Within hours after the game, police had run the numbers. In a span of about two weeks, a total of 59 people had been arrested on prostitution-related charges. Thirteen were allegedly johns. Three were busted for outstanding warrants and were believed to be pimps. Only one person faced a human-trafficking charge. None of the arrests involved juveniles.

Fast forward to 2015. Before Super Bowl XLIX in Glendale, Arizona, Cindy McCain — wife of Sen. John McCain — declared the Super Bowl “the largest human-trafficking venue on the planet.” Glendale produced a lengthy public service video broadcasting the evils of the flesh trade.

But according to police, not one person was busted for prostitution-related crimes or sex trafficking in the days leading up to the game.

The trafficking trade hasn't picked up much momentum over the past two Super Bowls either.

In Santa Clara County, California in 2016, law enforcement arrested or cited 30 johns. Of the 14 arrests or citations for prostitution-related offenses, one included the arrest of a 20-year-old woman suspected of pimping a 17-year-old girl.
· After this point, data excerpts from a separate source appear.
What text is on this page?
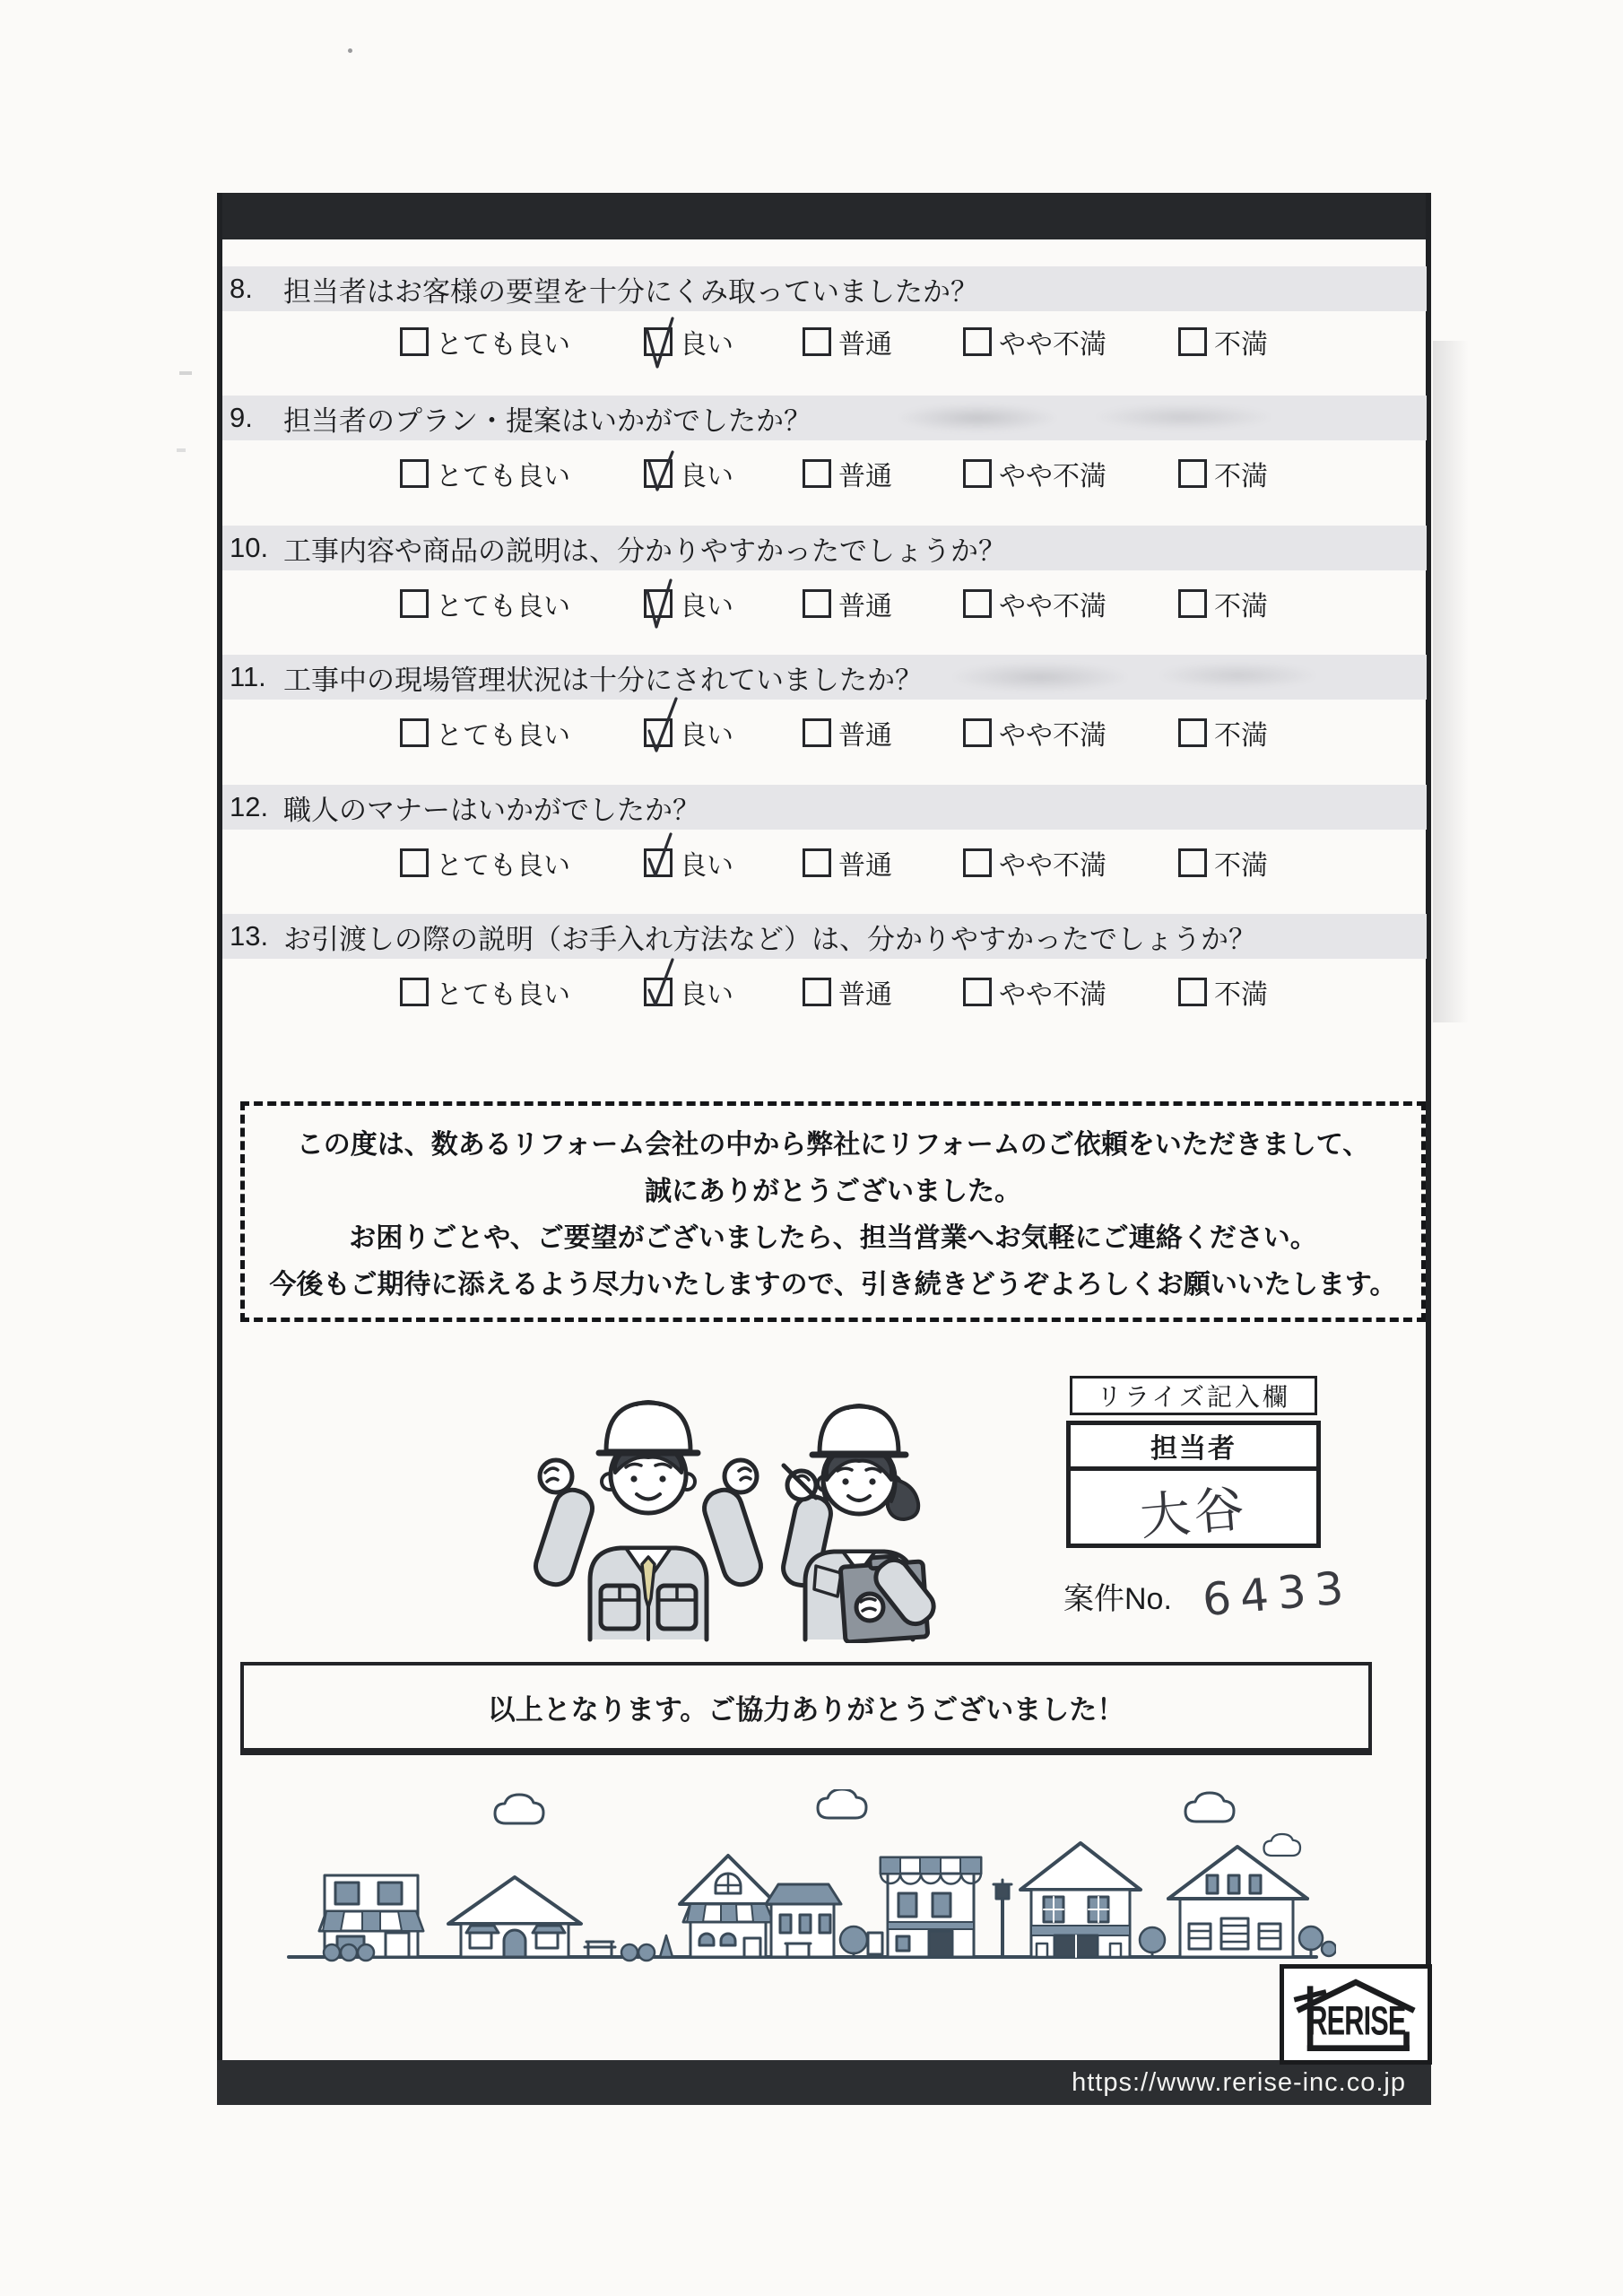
8.	担当者はお客様の要望を十分にくみ取っていましたか？
とても良い	良い	普通	やや不満	不満
9.	担当者のプラン・提案はいかがでしたか？
とても良い	良い	普通	やや不満	不満
10. 工事内容や商品の説明は、分かりやすかったでしょうか？
とても良い	良い	普通	やや不満	不満
11. 工事中の現場管理状況は十分にされていましたか？
とても良い	良い	普通	やや不満	不満
12. 職人のマナーはいかがでしたか？
とても良い	良い	普通	やや不満	不満
13. お引渡しの際の説明（お手入れ方法など）は、分かりやすかったでしょうか？
とても良い	良い	普通	やや不満	不満
この度は、数あるリフォーム会社の中から弊社にリフォームのご依頼をいただきまして、
誠にありがとうございました。
お困りごとや、ご要望がございましたら、担当営業へお気軽にご連絡ください。
今後もご期待に添えるよう尽力いたしますので、引き続きどうぞよろしくお願いいたします。
リライズ記入欄
担当者
大谷
案件No. 6433
以上となります。ご協力ありがとうございました！
RERISE
https://www.rerise-inc.co.jp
Over a 10-day period leading up to last year's Super Bowl in Houston, police made a total of 107 arrests. Only 21 involved "vice prostitution."

The same thing happens every year in Super Bowl cities, with civic leaders predicting Armageddon. The myth stems from a peculiar logic. They apparently believe that America's most connected corporate chieftains -- the only people with the access and money for tickets -- are a band of licentious degenerates, here to ravish enslaved maidens, not watch a game.

So teeth are gnashed and cities spend tens of thousands of dollars in police overtime. The arrest figures eventually turn out to be not much different than any other week.

Despite the overwhelming evidence, the same tale is being peddled in Minnesota for Super Bowl LII in February.

"Metro prosecutors and police anticipate that hundreds of women and girls will be sold on the sex market," read a March story in the Star Tribune.

Earlier this month, a Super Bowl Anti-Sex Trafficking Committee was formed to "elevate the issue and coordinate Minnesota’s heightened response before, during and after Super Bowl LII."

And just yesterday, another story noted a $1 million campaign "to fight Super Bowl sex trafficking," as if what's occurred at every other Super Bowl never happened.

Which begs the question: Doesn't anyone on our Super Bowl committee have access to Google?